Ma anche un'altra persona, sempre secondo quanto SH racconta a Watson ancora in EMPT, conosceva la verità: il colonnello Sebastian Moran, il luogotenente di Moriarty che assiste dalle rocce sopra le cascate allo scontro mortale tra i due acerrimi nemici.
Inoltre sappiamo, ancora per ammissione del detective e ancora una volta in EMPT, che SH viaggiava sotto il falso nome di Sigerson: "E' possibile che abbiate letto delle inconsuete esplorazioni di un certo norvegese di nome Sigerson, ma sono sicuro che non abbiate neppure lontanamente immaginato di star ricevendo notizie dal vostro amico".
Infine, conosciamo anche le ragioni della fuga e del falso nome: sfuggire alla vendetta degli uomini del professor Moriarty, l'acerrimo nemico battuto e ucciso alle cascate del Reichebanch.
Tutto chiaro, dunque? Nemmeno per sogno. La spiegazione di SH accontenta Watson e molti ignari lettori, è vero, ma per quanto convincente sul piano della forma e della logica essa è, a ben vedere, insufficiente. Sono troppi gli interrogativi che restano senza risposta:

  1. Perché Holmes decide di fuggire dopo essersi sbarazzato del suo peggior nemico? Basta il timore della vendetta che gli hanno giurato il colonnello Moran e gli altri della banda a mettere in fuga un uomo della tempra di Holmes?

  2. Perché Holmes assume il nome di Sigerson e proprio quello e non altri?

  3. Perché il Nostro si premura di informarci di aver visitato Firenze e poi il Tibet, la Mecca, Khartoum e infine Montpellier dimenticando, se non negli ultimi due casi, di fornircene una qualche plausibile ragione?

  4. Perché Holmes tiene all'oscuro di tutto, per tre lunghi anni, il povero e fidatissimo dottor Watson?

  5. Perché Mycroft, che pure avrebbe potuto tacere i luoghi in cui il Nostro si trovava, non si è mai premurato di tranquillizzare Watson?

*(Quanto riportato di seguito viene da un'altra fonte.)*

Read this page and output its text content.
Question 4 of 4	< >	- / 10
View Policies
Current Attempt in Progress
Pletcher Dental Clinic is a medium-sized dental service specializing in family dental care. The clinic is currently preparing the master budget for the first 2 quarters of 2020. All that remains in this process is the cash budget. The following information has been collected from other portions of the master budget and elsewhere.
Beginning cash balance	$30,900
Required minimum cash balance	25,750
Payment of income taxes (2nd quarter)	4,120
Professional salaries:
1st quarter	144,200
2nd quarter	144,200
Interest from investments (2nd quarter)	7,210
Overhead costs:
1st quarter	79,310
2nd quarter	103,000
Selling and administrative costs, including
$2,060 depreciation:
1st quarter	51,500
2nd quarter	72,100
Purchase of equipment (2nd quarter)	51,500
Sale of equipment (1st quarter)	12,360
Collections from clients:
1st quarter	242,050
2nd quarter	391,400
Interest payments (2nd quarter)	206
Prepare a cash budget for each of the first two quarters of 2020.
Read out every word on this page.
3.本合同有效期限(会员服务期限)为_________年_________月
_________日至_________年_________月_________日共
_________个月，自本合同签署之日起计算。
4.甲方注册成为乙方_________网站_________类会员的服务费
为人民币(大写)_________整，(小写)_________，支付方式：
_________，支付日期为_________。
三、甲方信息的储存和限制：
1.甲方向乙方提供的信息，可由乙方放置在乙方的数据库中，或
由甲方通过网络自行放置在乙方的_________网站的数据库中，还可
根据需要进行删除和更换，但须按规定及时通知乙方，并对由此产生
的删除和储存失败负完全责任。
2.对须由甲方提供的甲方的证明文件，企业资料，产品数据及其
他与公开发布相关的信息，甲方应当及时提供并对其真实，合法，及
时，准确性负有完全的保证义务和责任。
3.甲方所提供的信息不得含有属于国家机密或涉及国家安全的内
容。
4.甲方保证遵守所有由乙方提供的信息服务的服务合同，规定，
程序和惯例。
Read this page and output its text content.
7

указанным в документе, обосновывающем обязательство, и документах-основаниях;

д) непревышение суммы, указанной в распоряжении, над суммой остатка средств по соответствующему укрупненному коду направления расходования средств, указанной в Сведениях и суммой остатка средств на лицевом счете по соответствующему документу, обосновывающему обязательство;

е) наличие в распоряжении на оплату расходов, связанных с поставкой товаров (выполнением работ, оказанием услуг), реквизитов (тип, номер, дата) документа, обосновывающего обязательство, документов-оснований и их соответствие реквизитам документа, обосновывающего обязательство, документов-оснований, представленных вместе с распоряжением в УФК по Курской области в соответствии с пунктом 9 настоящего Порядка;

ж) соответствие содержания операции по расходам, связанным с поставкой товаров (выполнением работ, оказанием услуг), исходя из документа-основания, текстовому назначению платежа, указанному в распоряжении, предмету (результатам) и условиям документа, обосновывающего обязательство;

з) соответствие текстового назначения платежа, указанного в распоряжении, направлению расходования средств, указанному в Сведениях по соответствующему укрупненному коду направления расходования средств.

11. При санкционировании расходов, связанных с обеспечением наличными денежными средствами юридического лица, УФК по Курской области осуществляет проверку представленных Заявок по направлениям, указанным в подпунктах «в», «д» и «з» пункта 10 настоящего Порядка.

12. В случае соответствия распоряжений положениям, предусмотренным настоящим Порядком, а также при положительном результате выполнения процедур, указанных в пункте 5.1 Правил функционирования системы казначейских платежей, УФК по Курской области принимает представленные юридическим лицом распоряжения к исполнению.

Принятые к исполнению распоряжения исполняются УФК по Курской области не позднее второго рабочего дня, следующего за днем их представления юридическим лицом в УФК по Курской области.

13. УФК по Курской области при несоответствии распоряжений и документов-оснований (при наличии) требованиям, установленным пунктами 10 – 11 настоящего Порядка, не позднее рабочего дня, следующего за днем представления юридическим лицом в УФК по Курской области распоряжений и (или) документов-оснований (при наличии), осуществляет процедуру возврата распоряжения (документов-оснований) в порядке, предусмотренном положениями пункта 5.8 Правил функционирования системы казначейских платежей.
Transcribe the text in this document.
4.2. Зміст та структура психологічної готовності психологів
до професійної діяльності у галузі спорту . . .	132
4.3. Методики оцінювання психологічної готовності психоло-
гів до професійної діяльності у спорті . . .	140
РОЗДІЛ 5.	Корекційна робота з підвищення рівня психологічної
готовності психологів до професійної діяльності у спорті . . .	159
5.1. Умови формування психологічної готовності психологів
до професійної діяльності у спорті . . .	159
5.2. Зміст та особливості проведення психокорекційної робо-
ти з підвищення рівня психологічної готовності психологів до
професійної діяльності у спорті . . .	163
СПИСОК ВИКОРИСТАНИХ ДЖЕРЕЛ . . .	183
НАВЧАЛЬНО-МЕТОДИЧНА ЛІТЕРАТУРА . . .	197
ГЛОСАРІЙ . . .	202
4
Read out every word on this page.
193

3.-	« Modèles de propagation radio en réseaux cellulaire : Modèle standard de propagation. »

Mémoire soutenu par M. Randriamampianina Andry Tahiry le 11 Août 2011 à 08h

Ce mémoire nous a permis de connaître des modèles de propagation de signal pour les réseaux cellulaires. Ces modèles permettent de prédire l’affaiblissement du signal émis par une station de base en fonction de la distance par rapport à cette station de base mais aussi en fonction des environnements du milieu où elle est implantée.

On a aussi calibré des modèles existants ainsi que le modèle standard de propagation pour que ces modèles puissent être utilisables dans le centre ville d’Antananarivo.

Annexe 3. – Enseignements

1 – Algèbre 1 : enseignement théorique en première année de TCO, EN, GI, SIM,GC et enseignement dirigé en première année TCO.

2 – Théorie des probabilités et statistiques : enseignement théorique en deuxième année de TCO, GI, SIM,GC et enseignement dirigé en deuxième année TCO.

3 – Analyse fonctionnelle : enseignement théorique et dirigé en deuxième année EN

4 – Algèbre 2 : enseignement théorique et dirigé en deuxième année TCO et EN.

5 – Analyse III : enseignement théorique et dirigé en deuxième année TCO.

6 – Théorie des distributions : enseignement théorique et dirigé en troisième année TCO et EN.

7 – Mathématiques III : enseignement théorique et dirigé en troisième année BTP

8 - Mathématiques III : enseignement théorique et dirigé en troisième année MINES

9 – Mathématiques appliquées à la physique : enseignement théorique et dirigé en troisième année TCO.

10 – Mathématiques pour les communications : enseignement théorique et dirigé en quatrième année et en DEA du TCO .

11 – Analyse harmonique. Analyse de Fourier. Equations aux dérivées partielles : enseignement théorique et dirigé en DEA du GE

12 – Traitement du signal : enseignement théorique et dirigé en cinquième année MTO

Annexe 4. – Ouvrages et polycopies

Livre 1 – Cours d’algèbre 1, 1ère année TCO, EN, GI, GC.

C'è una risposta, a mio modo di vedere, che soddisfa l'intera lista di interrogativi: Scherlock Holmes ha congegnato una colossale messa in scena per dare copertura ad una missione di spionaggio la cui pericolosità ritroveremo pari soltanto nell'epilogo di un'altra missione per conto dell'Intellinge Service, quella di LAST, condotta sotto il falso nome di Altamont. Dico questo anche confortato da alcune interessantissime riflessioni già avanzate da Giovanni Cappellini nella relazione "SH uomo di pace" presentata durante il convegno di Prato del 1996. E se Cappellini aveva tracciato uno scenario politico (interno all'Inghilterra e fuori dei suoi confini) ben chiaro che abbraccia il complesso arco di tempo che va dal 1880 alla vigilia della Prima guerra mondiale, le tesi che seguiranno vogliono essere un approfondimento di quelle intuizioni relative al solo periodo compreso tra l'aprile del 1891 e il febbraio del 1894.
La prima tesi, dicevo, da cui poi conseguono tutte le altre è che SH, con la storia della sua presunta morte, abbia congegnato una colossale messa in scena. Della messa in scena fa parte anche la finta morte del detective. Non perché nel piano congegnato da SH e dal fratello Mycroft in accordo con il governo di Sua Maestà la Regina Vittoria fosse possibile prevedere l'esito dello scontro. In quella missione SH avrebbe potuto soccombere realmente alle cascate del Reichembach, ma in caso di buon esito della sfida far credere che egli fosse morto era l'unico modo per scomparire davvero agli occhi del mondo e portare a buon fine il compito che gli era stato affidato. Del resto, una morte, e per di più così tragica, fa cadere presto nell'oblio ogni possibile sospetto (che invece si ingenera di fronte ad una scomparsa inspiegabile) e permette all'agente segreto SH, alias Sigerson, di muoversi senza destare sospetti o attirare attenzioni non gradite.
Il mistero, mi rendo conto, non è ancora chiaro. Anzi, la tesi che ho appena avanzato forse ingarbuglia ancora di più le cose. Cercherò di chiarire tutte le questione procedendo per punti secondo la scansione delle cinque domande che ho avanzato.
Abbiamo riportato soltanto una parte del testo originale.